From looking at the Scree Plot, we see that the variability in the data set is quite spread out across the first 5 dimensions, so we suggest an analysis that uses k = 5 components or less. This recommendation is also made because we notice that there is a large elbow in the plot at the 5th dimension. Our analysis makes use of the first two dimensions and is visualized using a PCA Biplot of Dimension 1 vs Dimension 2, which account for 24.3% and 18.2% of the variation in the data set, respectively.

From looking at the Principal Component Analysis Biplot, we are able to see some correlations between variables and how these relate to the groupings of the number of seismic stations. We first notice that the groupings tend to be made on the Dim 2 axis because we see clusters at different heights, but not really at different widths. Next, we notice that because these variables are all pointing in relatively similar directions, latitude, mmi, magnitude, sig, and cdi appear to be positively correlated with each other, but do not seem to correlated with any of the number of seismic station groupings since these are pointing to the side and not up/down. Furthermore, we see that longitude and nst appear to be positively correlated, and to cement that point, longitude clearly points toward groups of increasingly many seismic stations.

Lastly, it’s important to note that we see interesting patterns with the locational data. Specifically, we see that longitude is negatively correlated with gap, indicating that as longitude increases - i.e. as we get closer to the right side of the above map, the gap between stations decreases. This happens because we can see that there are more stations being used on the right side of the map. Furthermore, depth is negatively correlated with latitude, indicating that as latitude increases, the depth of the earthquake’s rupture decreases.

Conclusion

To conclude, we found that magnitudes of earthquakes have remained similar over time, and that coastal areas seem to experience higher magnitude earthquakes as compared to inland areas. The number of stations used to determine earthquake locations seems positively correlated with longitude (i.e. higher on the East Asia side of the globe and lower near Alaska/Western North America), but aren’t obviously associated with anything else. Over time, average earthquake magnitudes have remained largely stagnant while the number of seismic stations vary widely, only experiencing a period of zero-station consistency between 2015 and 2021. Earthquake devastation/alert level has not changed over time when controlling for magnitude, tsunami, and rupture depth. On the whole, this exploration has provided us with the opportunity to learn more about earthquake attributes and record-keeping, despite failing to uncover any particularly strong patterns.
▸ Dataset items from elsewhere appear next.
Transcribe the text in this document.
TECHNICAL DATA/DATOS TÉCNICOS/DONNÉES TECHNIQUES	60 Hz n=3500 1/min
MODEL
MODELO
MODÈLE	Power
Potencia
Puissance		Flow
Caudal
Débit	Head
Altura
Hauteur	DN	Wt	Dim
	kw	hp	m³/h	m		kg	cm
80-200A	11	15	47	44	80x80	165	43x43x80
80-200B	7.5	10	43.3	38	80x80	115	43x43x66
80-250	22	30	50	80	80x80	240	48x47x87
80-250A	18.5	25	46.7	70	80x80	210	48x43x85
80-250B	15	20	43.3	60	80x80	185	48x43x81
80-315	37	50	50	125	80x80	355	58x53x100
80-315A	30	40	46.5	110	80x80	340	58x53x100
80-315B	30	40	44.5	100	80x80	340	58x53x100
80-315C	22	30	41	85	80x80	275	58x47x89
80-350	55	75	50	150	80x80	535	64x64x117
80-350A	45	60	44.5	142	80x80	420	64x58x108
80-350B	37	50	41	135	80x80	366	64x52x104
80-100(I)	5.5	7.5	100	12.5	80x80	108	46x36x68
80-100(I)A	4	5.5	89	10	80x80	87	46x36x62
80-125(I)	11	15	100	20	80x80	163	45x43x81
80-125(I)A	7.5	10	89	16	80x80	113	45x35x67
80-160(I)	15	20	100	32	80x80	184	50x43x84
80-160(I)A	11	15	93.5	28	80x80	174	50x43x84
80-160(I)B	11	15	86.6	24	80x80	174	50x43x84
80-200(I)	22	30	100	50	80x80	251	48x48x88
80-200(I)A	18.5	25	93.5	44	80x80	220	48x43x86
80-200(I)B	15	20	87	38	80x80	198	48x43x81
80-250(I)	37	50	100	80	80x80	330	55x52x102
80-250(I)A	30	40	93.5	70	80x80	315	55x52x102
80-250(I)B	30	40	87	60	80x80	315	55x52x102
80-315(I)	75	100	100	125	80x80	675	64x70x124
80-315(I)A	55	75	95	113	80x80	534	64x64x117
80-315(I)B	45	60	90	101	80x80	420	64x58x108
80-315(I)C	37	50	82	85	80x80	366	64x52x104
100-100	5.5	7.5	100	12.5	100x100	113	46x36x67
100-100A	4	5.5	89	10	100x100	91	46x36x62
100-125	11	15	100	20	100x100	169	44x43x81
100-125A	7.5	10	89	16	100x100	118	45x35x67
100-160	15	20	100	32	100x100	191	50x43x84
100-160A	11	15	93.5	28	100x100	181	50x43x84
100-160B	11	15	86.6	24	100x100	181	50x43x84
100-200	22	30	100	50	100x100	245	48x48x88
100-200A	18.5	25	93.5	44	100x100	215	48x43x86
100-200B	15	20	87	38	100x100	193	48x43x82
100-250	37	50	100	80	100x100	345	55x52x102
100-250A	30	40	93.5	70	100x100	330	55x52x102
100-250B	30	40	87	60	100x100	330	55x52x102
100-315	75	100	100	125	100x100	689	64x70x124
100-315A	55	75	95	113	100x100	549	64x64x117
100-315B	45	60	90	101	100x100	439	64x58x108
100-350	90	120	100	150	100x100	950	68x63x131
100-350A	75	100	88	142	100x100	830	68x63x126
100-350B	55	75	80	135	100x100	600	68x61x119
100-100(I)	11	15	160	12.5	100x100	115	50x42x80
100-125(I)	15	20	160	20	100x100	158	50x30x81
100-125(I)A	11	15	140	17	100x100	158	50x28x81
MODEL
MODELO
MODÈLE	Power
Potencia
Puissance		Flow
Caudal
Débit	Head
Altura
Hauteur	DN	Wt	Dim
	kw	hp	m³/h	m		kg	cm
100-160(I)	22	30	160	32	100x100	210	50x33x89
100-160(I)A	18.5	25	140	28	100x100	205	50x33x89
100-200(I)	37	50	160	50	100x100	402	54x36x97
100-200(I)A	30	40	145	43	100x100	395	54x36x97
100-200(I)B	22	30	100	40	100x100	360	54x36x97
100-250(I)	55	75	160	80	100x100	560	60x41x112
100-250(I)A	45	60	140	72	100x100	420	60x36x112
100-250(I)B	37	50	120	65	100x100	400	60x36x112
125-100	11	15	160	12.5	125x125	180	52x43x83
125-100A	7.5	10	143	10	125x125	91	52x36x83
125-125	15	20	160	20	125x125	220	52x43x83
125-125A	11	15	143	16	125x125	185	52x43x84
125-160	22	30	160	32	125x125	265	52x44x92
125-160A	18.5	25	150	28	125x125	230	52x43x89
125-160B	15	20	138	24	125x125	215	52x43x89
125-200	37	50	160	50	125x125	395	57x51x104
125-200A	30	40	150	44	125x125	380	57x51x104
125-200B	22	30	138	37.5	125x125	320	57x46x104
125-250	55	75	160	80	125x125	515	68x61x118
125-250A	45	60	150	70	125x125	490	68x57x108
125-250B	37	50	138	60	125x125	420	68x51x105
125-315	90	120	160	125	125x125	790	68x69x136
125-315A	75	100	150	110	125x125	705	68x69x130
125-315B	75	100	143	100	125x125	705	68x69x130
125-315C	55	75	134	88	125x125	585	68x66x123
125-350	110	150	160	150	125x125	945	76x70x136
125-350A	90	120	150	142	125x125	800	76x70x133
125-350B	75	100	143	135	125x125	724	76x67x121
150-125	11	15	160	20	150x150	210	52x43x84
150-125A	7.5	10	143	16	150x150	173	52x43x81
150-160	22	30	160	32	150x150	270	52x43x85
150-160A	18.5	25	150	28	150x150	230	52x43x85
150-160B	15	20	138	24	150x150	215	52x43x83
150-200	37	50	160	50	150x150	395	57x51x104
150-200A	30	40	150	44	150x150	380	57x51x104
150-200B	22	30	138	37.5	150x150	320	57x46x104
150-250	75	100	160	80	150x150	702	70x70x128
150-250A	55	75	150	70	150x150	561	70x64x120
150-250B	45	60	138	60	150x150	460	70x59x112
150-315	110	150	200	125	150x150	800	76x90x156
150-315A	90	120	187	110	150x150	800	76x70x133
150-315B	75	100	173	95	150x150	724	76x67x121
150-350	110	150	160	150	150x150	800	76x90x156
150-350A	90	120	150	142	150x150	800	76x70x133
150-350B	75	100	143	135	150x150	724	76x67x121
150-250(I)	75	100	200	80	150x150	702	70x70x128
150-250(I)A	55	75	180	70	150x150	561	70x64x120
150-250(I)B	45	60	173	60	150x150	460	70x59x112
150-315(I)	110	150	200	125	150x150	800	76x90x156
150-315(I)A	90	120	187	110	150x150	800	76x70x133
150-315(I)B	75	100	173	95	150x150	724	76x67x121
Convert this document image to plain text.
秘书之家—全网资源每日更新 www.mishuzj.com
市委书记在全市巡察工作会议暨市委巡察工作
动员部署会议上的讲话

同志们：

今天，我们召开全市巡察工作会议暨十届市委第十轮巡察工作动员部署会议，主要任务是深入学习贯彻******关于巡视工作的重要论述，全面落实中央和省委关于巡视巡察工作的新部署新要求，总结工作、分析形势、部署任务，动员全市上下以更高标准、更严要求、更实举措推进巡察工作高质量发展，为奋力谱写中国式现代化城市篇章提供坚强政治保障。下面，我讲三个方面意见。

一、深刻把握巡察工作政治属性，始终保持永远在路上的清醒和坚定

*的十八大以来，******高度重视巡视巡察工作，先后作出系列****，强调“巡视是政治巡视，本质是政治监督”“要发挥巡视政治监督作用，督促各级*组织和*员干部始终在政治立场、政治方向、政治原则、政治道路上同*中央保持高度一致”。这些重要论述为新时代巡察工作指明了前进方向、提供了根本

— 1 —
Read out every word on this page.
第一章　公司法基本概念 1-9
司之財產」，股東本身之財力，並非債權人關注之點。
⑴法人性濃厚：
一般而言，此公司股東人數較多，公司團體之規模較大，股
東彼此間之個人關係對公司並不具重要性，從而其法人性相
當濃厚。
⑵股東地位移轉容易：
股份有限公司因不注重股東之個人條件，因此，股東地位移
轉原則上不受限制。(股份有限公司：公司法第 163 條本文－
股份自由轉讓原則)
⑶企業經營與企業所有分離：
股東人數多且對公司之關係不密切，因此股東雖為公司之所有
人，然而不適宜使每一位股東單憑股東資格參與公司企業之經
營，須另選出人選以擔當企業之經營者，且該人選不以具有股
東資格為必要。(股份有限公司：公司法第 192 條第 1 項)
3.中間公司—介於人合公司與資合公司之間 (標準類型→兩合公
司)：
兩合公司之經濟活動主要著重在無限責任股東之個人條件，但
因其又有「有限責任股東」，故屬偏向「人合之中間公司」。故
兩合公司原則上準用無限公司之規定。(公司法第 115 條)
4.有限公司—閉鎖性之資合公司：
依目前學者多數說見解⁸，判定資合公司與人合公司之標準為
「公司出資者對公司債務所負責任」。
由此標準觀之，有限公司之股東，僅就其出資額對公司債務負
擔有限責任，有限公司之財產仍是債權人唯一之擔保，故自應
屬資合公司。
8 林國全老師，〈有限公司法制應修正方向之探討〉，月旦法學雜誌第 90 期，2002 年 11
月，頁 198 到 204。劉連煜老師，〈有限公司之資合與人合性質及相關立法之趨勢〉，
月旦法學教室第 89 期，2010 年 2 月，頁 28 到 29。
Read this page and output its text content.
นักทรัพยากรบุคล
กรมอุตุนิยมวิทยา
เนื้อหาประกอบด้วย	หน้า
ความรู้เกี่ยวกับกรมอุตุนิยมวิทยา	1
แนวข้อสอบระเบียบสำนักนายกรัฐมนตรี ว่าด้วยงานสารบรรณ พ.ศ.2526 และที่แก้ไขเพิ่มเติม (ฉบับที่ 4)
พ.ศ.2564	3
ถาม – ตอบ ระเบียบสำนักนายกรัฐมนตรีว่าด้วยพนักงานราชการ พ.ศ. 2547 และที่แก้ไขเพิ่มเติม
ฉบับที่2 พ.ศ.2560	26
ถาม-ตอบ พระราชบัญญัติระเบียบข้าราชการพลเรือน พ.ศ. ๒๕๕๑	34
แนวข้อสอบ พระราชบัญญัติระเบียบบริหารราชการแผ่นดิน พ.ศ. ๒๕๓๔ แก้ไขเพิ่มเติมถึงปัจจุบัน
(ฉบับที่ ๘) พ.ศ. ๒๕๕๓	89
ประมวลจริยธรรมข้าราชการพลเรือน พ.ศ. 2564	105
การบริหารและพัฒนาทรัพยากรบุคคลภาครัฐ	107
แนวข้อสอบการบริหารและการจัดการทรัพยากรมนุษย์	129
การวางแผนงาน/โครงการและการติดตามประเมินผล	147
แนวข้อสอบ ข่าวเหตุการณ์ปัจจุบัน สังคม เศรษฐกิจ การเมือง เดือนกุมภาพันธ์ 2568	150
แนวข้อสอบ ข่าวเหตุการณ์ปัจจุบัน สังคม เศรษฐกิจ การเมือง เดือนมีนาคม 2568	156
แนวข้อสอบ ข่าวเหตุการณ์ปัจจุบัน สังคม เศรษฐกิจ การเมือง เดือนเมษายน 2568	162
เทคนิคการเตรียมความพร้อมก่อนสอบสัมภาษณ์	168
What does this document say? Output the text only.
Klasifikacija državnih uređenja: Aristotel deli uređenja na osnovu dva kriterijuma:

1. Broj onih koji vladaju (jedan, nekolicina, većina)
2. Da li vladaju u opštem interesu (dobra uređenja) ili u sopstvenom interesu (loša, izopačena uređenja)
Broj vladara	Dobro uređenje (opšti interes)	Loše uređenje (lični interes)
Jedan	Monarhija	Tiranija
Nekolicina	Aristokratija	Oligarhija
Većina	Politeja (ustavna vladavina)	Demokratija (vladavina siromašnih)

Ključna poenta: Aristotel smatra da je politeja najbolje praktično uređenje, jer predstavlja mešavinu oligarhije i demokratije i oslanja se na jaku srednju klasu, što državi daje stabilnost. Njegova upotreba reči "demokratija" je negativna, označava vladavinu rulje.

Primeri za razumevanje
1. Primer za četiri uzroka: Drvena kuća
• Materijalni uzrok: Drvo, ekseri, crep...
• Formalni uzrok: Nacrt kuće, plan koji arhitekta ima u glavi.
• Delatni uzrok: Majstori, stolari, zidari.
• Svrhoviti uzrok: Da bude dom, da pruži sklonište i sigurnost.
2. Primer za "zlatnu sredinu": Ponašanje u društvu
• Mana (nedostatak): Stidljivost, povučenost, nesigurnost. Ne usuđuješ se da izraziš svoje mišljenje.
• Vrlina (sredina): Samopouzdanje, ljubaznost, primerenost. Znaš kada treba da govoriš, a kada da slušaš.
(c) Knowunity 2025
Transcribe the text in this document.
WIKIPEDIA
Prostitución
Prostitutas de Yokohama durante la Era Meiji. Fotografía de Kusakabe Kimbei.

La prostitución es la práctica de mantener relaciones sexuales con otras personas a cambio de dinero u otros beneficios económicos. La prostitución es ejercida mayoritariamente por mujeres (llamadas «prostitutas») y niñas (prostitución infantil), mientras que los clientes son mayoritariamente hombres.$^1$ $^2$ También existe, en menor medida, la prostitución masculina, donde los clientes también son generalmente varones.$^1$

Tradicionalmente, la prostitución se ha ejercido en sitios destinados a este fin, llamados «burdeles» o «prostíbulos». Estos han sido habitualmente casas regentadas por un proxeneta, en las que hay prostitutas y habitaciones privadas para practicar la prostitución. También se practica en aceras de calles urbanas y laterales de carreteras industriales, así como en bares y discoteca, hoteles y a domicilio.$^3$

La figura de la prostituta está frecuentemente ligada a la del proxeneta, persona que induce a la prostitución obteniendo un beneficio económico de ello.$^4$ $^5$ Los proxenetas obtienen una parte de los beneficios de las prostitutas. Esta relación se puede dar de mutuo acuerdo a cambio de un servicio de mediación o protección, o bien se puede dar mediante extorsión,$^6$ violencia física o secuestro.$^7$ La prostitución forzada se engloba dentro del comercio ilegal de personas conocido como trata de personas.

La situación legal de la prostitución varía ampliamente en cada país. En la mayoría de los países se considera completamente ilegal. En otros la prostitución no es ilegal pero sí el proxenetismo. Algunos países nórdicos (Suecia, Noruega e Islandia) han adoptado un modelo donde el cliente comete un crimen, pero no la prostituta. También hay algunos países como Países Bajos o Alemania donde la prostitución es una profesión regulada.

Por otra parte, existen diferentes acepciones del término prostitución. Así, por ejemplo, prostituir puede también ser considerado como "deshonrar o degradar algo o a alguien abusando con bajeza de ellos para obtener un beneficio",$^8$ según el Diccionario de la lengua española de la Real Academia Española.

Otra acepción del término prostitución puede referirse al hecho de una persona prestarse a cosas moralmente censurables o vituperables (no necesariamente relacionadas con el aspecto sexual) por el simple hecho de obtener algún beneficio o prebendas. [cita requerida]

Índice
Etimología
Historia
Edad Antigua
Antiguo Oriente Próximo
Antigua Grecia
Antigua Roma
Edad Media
Recommendations for Future Work

For future work, it would be interesting to explore earthquakes of lower magnitude as well. Because this dataset deals with earthquakes that have 6.5 magnitude or above, we miss out on analysis of the many low magnitude earthquakes. Recreating our graphs on earthquakes of lower magnitudes or a dataset that includes all magnitudes would yield interesting results.

Another avenue we could explore is how time of day affects earthquakes. Especially with tsunamis, time of day is strongly related to tidal tendencies, and perhaps putting more analysis into time of day would show additional information.

Lastly, this tsunami data is very dry, only coded as 0 or 1 depending on proximity to the coast. If we went out and found another dataset with tsunami information on the earthquakes referenced in this dataset, we could join the more-detailed tsunami data with the earthquake data to conduct more nuanced analysis on tsunami/earthquake relationships.